Today's hot button issue is the recent California Supreme Court ruling that any law limiting marriage to one man and one woman is discriminatory, and therefore has opened the way for gay marriage in California. If you haven't heard about it, you will.
I'm not going to address the gay marriage issue. It's one of those things that, like abortion, never gets solved. It can be argued all day and no one will change their position or see any merit in the arguments of the other side. We all have our own opinion on it and our opinion doesn't matter to California because the people of California have already settled the issue. In 2000, the voters went to the polls and voted to define marriage as a union between one man and one woman. The matter was concluded, or at least it should have been. So if you support or oppose gay marriage, I don't care. That's not the issue here.
The issue at hand regards who or what holds absolute power in this country. If you want to join in the discussion, it begins with this simple question: Do Americans have the right to govern themselves?
The Californistan Supreme Court looked at the law created by the people and had to decide whether or not it was Constitutional. For most people, the answer would be clear after reading the first 3 words of the Constitution...We The People. That would do it for me, but not for the 4 activists that apparently sit on the court.
The Constitution begins with We The People. It does not say we the courts, or we the judges, or we the congress or we the politicians. It says We The People. We are the ones who established the law, we are the ones who govern this land. Granted, we appoint people to establish, enforce and interpret the law on our behalf, but the ultimate authority belongs to We The People, and there is no governmental or judicial entity with the power to dispute or overturn that authority. This is a very basic, yet critical premise for our democracy.
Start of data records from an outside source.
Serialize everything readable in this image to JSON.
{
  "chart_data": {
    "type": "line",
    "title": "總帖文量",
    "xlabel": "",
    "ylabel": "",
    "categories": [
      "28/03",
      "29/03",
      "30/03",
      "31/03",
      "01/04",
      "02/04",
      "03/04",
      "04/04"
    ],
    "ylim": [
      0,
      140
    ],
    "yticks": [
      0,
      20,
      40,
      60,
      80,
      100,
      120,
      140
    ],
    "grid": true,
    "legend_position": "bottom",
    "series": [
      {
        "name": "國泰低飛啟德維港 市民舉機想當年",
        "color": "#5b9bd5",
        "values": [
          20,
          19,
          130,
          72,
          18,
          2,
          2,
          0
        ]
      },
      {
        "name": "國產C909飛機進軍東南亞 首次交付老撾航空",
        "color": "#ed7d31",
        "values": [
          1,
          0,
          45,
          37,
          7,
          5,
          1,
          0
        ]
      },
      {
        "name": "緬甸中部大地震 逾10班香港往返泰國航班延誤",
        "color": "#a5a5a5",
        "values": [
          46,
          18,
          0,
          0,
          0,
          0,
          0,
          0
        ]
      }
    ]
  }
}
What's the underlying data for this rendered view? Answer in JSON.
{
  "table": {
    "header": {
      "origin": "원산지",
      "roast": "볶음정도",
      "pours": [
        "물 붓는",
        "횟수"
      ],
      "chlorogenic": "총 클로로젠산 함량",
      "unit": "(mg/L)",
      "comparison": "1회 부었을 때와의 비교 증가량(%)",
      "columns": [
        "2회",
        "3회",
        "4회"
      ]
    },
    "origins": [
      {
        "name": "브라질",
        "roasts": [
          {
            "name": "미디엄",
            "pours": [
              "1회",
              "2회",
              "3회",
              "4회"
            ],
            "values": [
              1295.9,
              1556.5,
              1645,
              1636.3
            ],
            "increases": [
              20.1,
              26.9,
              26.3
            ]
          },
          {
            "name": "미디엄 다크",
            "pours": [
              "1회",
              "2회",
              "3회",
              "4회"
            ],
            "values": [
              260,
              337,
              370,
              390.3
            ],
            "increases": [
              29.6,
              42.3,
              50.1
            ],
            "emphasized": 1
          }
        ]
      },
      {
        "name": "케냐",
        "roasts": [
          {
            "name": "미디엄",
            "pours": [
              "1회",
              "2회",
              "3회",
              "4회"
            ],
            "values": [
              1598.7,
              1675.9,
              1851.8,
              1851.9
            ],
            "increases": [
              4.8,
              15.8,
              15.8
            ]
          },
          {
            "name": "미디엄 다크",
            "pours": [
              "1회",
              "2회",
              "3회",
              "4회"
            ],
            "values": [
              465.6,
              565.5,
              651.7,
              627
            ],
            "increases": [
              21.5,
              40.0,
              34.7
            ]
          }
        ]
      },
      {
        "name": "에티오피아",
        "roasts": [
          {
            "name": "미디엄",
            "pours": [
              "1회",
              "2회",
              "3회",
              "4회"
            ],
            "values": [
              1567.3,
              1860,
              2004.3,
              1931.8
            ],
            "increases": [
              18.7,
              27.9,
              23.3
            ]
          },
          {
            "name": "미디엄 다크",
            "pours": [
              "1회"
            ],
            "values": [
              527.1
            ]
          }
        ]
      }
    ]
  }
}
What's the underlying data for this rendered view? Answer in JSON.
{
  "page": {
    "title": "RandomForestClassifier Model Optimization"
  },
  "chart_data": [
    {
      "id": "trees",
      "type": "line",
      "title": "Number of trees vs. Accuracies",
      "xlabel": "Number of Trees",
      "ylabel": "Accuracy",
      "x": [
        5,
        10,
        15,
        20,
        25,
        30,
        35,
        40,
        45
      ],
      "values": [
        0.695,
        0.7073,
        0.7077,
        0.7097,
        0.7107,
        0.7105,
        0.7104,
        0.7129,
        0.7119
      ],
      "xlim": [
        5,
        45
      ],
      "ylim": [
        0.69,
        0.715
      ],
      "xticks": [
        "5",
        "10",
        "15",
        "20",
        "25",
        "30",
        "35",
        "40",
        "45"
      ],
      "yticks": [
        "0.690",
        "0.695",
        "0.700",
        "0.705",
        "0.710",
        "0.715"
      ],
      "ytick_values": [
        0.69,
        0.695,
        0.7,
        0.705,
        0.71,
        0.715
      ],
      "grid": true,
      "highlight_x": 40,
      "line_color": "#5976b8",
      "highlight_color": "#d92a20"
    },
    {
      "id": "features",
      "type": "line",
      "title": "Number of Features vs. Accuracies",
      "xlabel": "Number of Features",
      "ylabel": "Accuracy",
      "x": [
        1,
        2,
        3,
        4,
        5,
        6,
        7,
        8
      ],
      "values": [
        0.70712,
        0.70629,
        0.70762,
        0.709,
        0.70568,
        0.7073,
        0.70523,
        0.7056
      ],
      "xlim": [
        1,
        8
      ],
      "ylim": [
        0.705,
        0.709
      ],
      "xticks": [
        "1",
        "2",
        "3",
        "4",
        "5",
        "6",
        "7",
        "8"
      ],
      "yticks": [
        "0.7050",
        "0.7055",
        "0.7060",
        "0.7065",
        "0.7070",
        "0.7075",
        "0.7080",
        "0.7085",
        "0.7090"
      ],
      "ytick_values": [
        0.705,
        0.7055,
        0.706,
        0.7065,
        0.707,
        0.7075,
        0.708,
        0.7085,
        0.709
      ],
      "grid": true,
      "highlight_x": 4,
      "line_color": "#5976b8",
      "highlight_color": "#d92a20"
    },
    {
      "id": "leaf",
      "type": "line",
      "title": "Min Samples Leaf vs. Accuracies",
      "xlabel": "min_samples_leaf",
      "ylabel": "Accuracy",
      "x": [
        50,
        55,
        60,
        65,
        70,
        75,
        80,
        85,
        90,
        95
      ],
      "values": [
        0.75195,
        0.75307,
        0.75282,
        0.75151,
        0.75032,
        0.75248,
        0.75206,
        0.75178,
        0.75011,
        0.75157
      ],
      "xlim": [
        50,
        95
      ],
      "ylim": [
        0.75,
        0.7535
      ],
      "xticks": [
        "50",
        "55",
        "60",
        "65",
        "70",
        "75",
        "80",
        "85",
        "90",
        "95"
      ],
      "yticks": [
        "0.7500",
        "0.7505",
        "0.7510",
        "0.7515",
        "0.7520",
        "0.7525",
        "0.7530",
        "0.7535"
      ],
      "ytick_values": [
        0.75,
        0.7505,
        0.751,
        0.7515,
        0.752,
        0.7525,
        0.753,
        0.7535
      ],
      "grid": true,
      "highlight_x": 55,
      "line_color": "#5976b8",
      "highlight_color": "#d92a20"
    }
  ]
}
In 2000, the people of California established, by majority rule, a law regarding marriage. Millions voted. Today, four individual judges determined that those who voted were wrong, and overturned the will of the people based on, of all things, the argument that their will was unConstitutional. The way I see it, there is nothing more unConstitutional than four people overturning the will of millions, yet that's exactly what happened. And despite how you personally feel about gay marriage, the idea that four people wrongly exercise a perceived power and over-rule the majority should be disturbing to all. Today you may agree with their opinion, but what happens when you don't agree? Four judges do not, and should never, have the power to over-rule the people. Every time that happens, our democracy weakens.
The people of California have spoken. They have determined how to define marriage for their state. That simple fact is what makes it Constitutional. The law is not discriminatory because the people have said so, and it's the people who have ultimate and absolute authority in this country.